Las funciones del partido político (un breve apunte)

Aquellos teóricos que han pensado el partido político yendo más allá del enfoque ideológico y sociológico, y situándose en el punto de vista del partido como una institución, lo han caracterizado en el contexto de la introducción del sufragio universal y los problemas técnicos que ello conlleva. El partido ha constituido una forma organizativa necesaria de gestión de la irrupción de las masas en la política a partir del siglo XIX: no pertenece enteramente a la sociedad civil, a la cual encuadra y organiza, ni pertenece enteramente al Estado, ante el cual detenta sus propios intereses. Juega un papel intermedio:

  • Opera como un mecanismo de selección de cuadros procedentes de la sociedad, a través de candidaturas y designaciones de personal técnico o político para el Estado.

  • A la vez, aglutina y conforma una identidad y una cultura política a través de la simbología y del programa, sea aunando la diversidad de intereses individuales y de grupo, o sea conformando el «para sí» de una clase social cuya representación ostenta la centralidad de su agenda política.

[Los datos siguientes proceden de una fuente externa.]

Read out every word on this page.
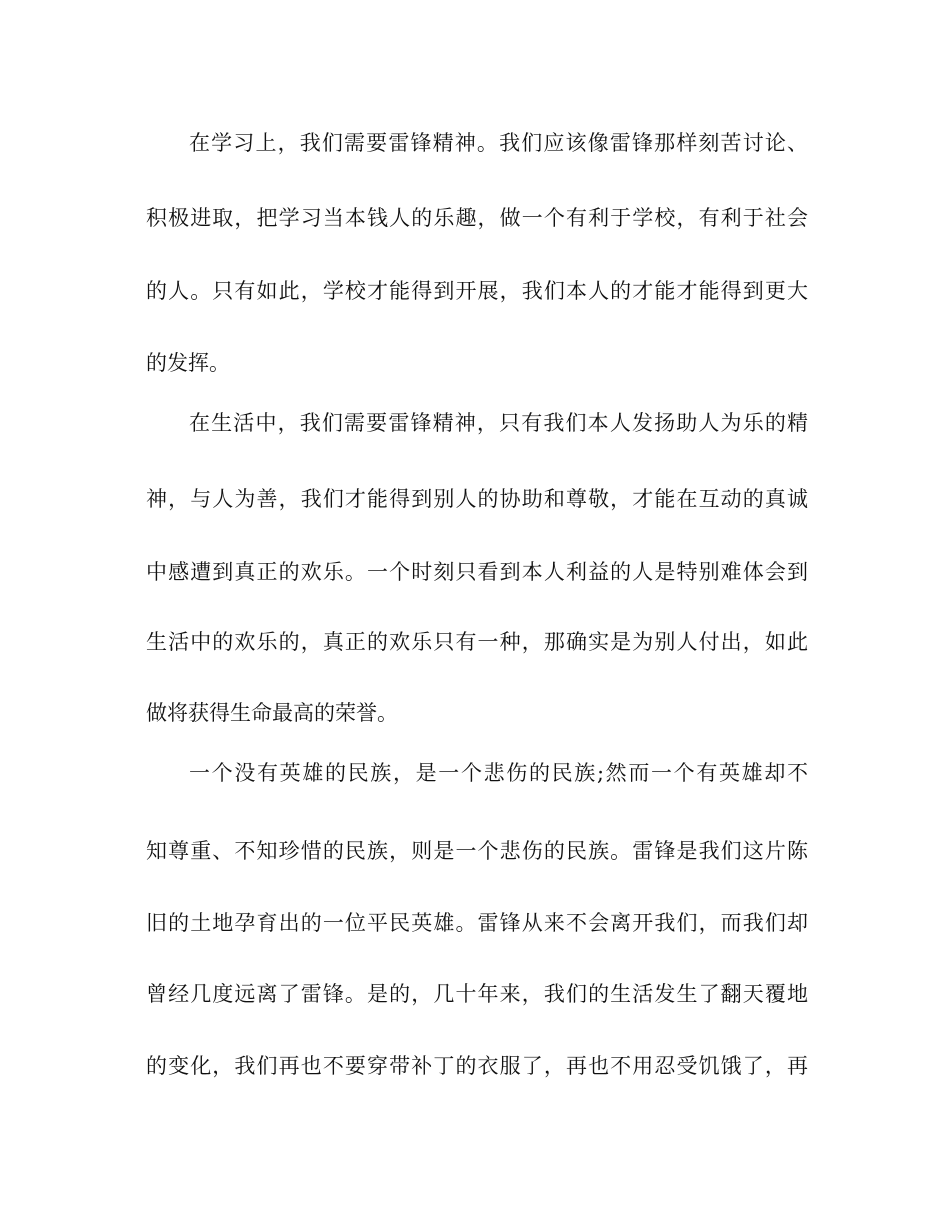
在学习上，我们需要雷锋精神。我们应该像雷锋那样刻苦讨论、
积极进取，把学习当本钱人的乐趣，做一个有利于学校，有利于社会
的人。只有如此，学校才能得到开展，我们本人的才能才能得到更大
的发挥。
在生活中，我们需要雷锋精神，只有我们本人发扬助人为乐的精
神，与人为善，我们才能得到别人的协助和尊敬，才能在互动的真诚
中感遭到真正的欢乐。一个时刻只看到本人利益的人是特别难体会到
生活中的欢乐的，真正的欢乐只有一种，那确实是为别人付出，如此
做将获得生命最高的荣誉。
一个没有英雄的民族，是一个悲伤的民族;然而一个有英雄却不
知尊重、不知珍惜的民族，则是一个悲伤的民族。雷锋是我们这片陈
旧的土地孕育出的一位平民英雄。雷锋从来不会离开我们，而我们却
曾经几度远离了雷锋。是的，几十年来，我们的生活发生了翻天覆地
的变化，我们再也不要穿带补丁的衣服了，再也不用忍受饥饿了，再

Detengámonos en el segundo aspecto. El partido como fenómeno que tiene su base en una composición de clase, es un axioma fundamental en el concepto de los partidos de masas, compartido desde liberales a comunistas. Dice Weber que las clases sociales «no son comunidades en el sentido estricto dado aquí a esta palabra, sino que representan solamente bases posibles (y frecuentes) de un actuar en comunidad» (Ec y Soc., p. 1117). En todo caso, el propio Weber, desde el individualismo metodológico, admite el axioma básico y central en la teoría política del siglo XIX y XX: la base o el origen de los partidos políticos se haya en la composición de clase diversa (o antagónica) de una sociedad. Este punto debería ser desarrollado, aunque no nos dentendremos aquí, a la hora de precisar cuál es la actualidad del partido político en el contexto del pluralismo de valores que impregna las sociedades avanzadas. Donde las clases sociales se hallan profundamente fragmentadas, cuando las propias alianzas de intereses de clase dan el salto al plano político (una idea tan vieja como la política, inicialmente defensiva, de frentes populares en los años 30), los partidos se convierten en una estructura más compleja. Esto ha dado lugar a la propia teoría de la «transversalidad», tan en boga actualmente y tan debatida y discutida, pero que nuevamente no es ajena a las luchas políticas defensivas que ya se habían desarrollado en los años 30.

Estas dos funciones parecen claras dentro del partido político clásico. No parece tan claro, a menudo, una tercera función que hoy por hoy debería ser el eje clave de una transformación democrática del Estado y del sistema político:

  • El papel del partido político como espacio de control popular desde abajo. Y sin embargo, una buena parte de los militantes de los partidos políticos se definen a sí mismos como militantes de base, cuyo principal interés no reside en «escalar» posiciones en la organización ni ocupar puestos en las instituciones. La democracia interna de los partidos, y la participación en la toma de decisiones mediante refrendos, primarias y consultas al margen del ejercicio diario de la democracia en los órganos y las asambleas de base, es una exigencia a las formaciones políticas que afortunadamente cada vez reciben con más frecuencia.

Esta tercera función es inevitable si se busca adecuar la herramienta a la estrategia (y cuánto más ahora, que la crisis política se entiende como crisis de representación): no hay transformación de las estructuras actuales del Estado sin participación masiva en dicha transformación, y el esquema de aglutinar lo social y lo político resultaría impracticable sin la implicación y la participación. Si el partido sigue siendo una escuela de cuadros, esos cuadros deben estar formados desde el principio en una radicalidad democrática. La superación de la partitocracia y el ejercicio de una soberanía popular más activa y participativa requiere, como uno de los ingredientes fundamentales, de este trabajo sin gloria y un tanto invisibilizado que realmente dota de contenido, en esta era de fanboys y de propaganda tuitera, al viejo y honorable título de «militante«. Un militante político no es el que comparte los logros de su «equipo», sino ante todo el que vive su organización como un problema siempre susceptible de ser transformado y radicalizado en un sentido democrático.